Tuesday, November 3, 2009

Michelin Star-struck

As I've said before I'm new to this city so I'm a bit of a novice on the "in" restaurant front. Of course I've heard of The Ivy or Fat Duck but I couldn't give you directions to it from my house...

I love food... I was raised by a mother who loves food. Eithne's porn is a cookery book. She reads them like others read novels. My mother will describe her holidays in terms of the meals she's enjoyed... hence Spain didn't really appeal cos she found the penchant for olive oil just a little too much. So I'm a tough customer when it comes to food. When I was about 2 my mother was chastising me for being naughty... my response was "I'm just not impressed...." And its been my food moto ever since. I don't care if the meat is by royal appointment and the carrot manure can be traced back thro 3 generations... I like taste and I like fun. I'm not impressed by pomp and ceremony.

And so we arrive at the point of the story. My friend decided to celebrate her birthday at a Michelin starred restaurant in town (will leave nameless cos don't wish to be sued). I was the first to arrive.. and my heart sank as I walked thro the door. Yip... the receiving line was out in force to greet me. A mater d', hostess and assorted waiting staff ranged out to welcome me, take my coat, take my friend's present, my bag, the flowers... I thought I was going to have a fight on my hands to keep my dignity cos these folks were determined to divest me of my every burden. I was escorted to my table, followed by the receiving line carrying my presents, bag and flowers. I ordered a gin and tonic, more for a way to distract at least 2 of the staff, and waited for the others to arrive.

Next hurdle to clear was the food. We were on a special menu so the choices were limited to 2 per course. As is usual with these places, the menu lists every ingredient so that if you wanted, you could recreate the dish at home... why why... I ordered the fish something or other to start and the venison for main. I mentioned to the waiter that I didn't eat meat rare or even medium rare. He was suitably vague and didn't respond to my clear promptings. Its one of the many things that irritate me about these places.. the staff are more concerned with not upsetting the prima donna in the kitchen that the customers who are mortgaging their first born to afford desert.

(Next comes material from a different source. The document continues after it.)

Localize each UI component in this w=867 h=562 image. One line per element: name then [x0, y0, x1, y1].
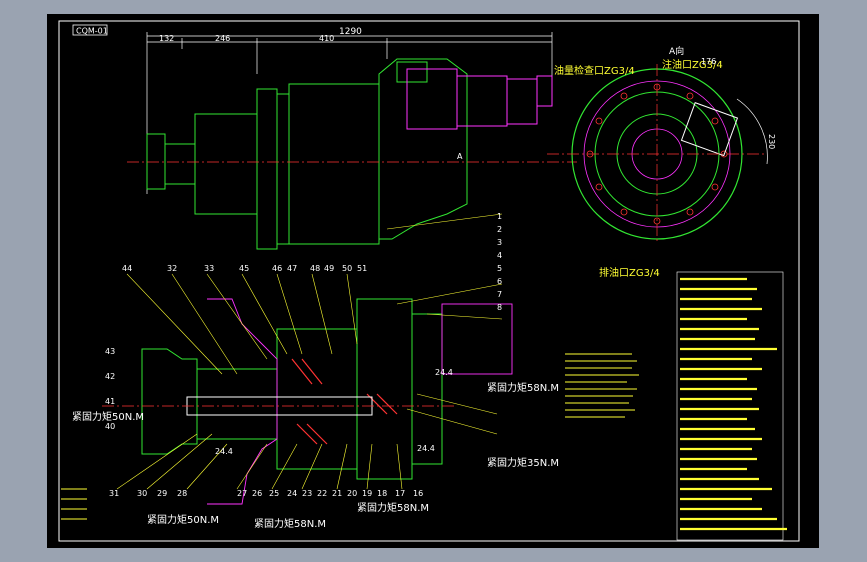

Having chosen the food, the team of food waiters took a pace back to reload like musket-bearing soldiers in the civil war and the wine team stepped up. The sommelier treated us to a witty little story about the wine grower and his arthritis.. okay I'm exaggerating but seriously, just pour already, I'm here to see my friends. I was on the verge of asking the mater d' to check the booking... table for 5... and there are 5 at the table so butt out...

The amuse bouche arrives.... my bouche is not amused but I'm hungry so I tuck in.. well I take a bite and its over cos this is Michelin so portion control is an anorexic's dream.

Next stop the starter.... next pet peeve... please don't introduce me to my dinner. I ordered it and I am of standard intelligence so I think I can join the dots and establish that this is my fish soupy thing with scallops and a liberal sprinkling of paprika. Again, tasted fine but only just. Eithne you have a lot to answer for.

Main course... the menu had detailed the venison would be accompanied by "a variation of tomatoes". I was really quite looking forward to this cos I'm not a big venison fan. So the dictionary definition of variation is "a difference or deviation in structure or character from others of the same species or group" and boy did these guys take this literally. On the plate was some undercooked meat (possibly not undercooked but I'd specifically stated that I didn't like rare meat) and some raw tomatoes. The variation was in the presentation.. I think. Some of the tomatoes were sliced and some where quartered but all were raw and completely unadulterated by a dressing, sauce or something that could take the baldly look off them. I was then (personally) introduced to the other vegetables, all had met a similar fate, wafer thin slices deep fried into tasteless crisps and of absolutely no leaven to the nutritional stodge that was my fate.

Of course a new course means a new wine so that sommelier stepped up with a new and equally uninteresting story about the history of the vineyard and the grape variety... pour man, just bloody pour.

I wont drag you through the desert and coffee.

I can't say that I didn't enjoy the evening because I had great fun with my friends... but there was a distinct element of Dunkirk spirit. I don't understand why people book months in advance in order to eat food that would look well in a museum but is a triumph of style over taste. And maybe if you were raised with servants then the obsequious behaviour of the front of house team might appeal but I wasn't and it doesn't. There are so many restaurants in this town. So many great evenings out to have with friends, without the waiters hitching a ride! And as for the food.... I wasn't so much struck by a Michelin star as smacked with a Michelin starred bill.